Project description:The combination therapy of an angiotensin receptor blocker (ARB) with a calcium channel blocker (CCB) or with a diuretic is favorably recommended for the treatment of hypertension. However, the difference between these two combination therapies is unclear. The present work was undertaken to examine the possible difference between the two combination therapies in vascular protection. Salt-loaded stroke-prone spontaneously hypertensive rats (SHRSP) were divided into 6 groups, and they were orally administered (1) vehicle, (2) olmesartan, an ARB, (3) azelnidipine, a CCB, (4) hydrochlorothiazide, a diuretic, (5) olmesartan combined with azelnidipine, or (6) olmesartan combined with hydrochlorothiazide. Olmesartan combined with either azelnidipine or hydrochlorothiazide ameliorated vascular endothelial dysfunction and remodeling in SHRSP more than did monotherapy with either agent.

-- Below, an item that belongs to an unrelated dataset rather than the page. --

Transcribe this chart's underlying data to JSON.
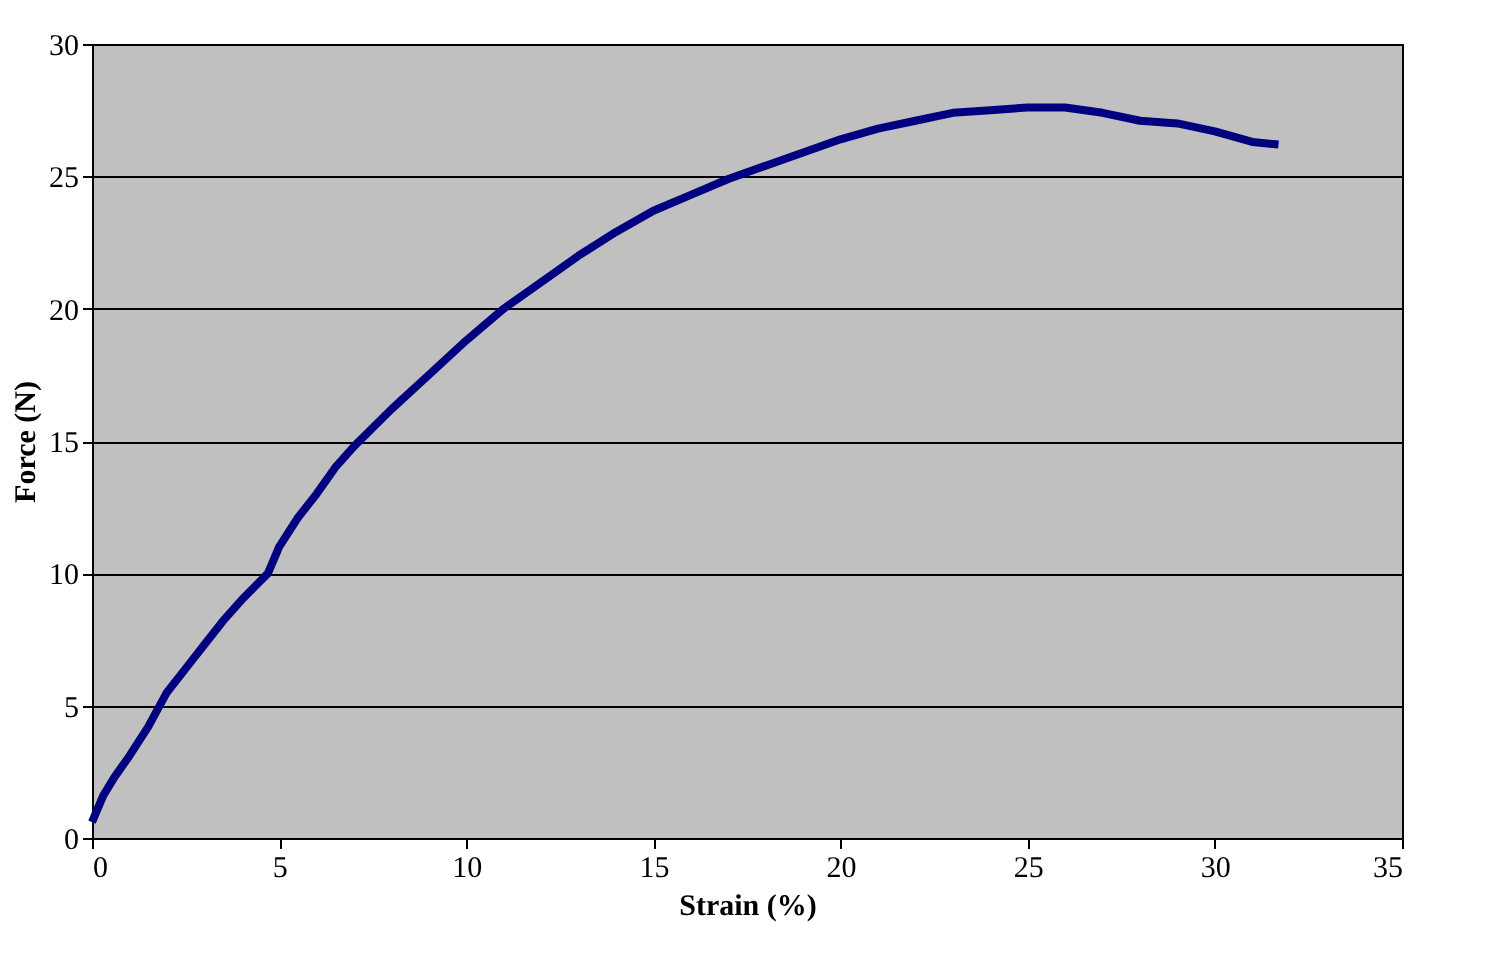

However, despite a comparable blood pressure lowering effect between the two treatments, azelnidipine enhanced the amelioration of vascular endothelial dysfunction and remodeling by olmesartan to a greater extent than did hydrochlorothiazide in salt-loaded SHRSP. The increased enhancement by azelnidipine of olmesartan-induced vascular protection than by hydrochlorothiazide was associated with a greater amelioration of vascular nicotinamide adenine dinucleotide phosphate (NADPH) oxidase activation, superoxide, mitogen-activated protein kinase activation, and with a greater activation of the Akt/endothelial nitric oxide synthase (eNOS) pathway. These results provided the first evidence that a CCB potentiates the vascular protective effects of an ARB in salt-sensitive hypertension, compared with a diuretic, and provided a novel rationale explaining the benefit of the combination therapy with an ARB and a CCB.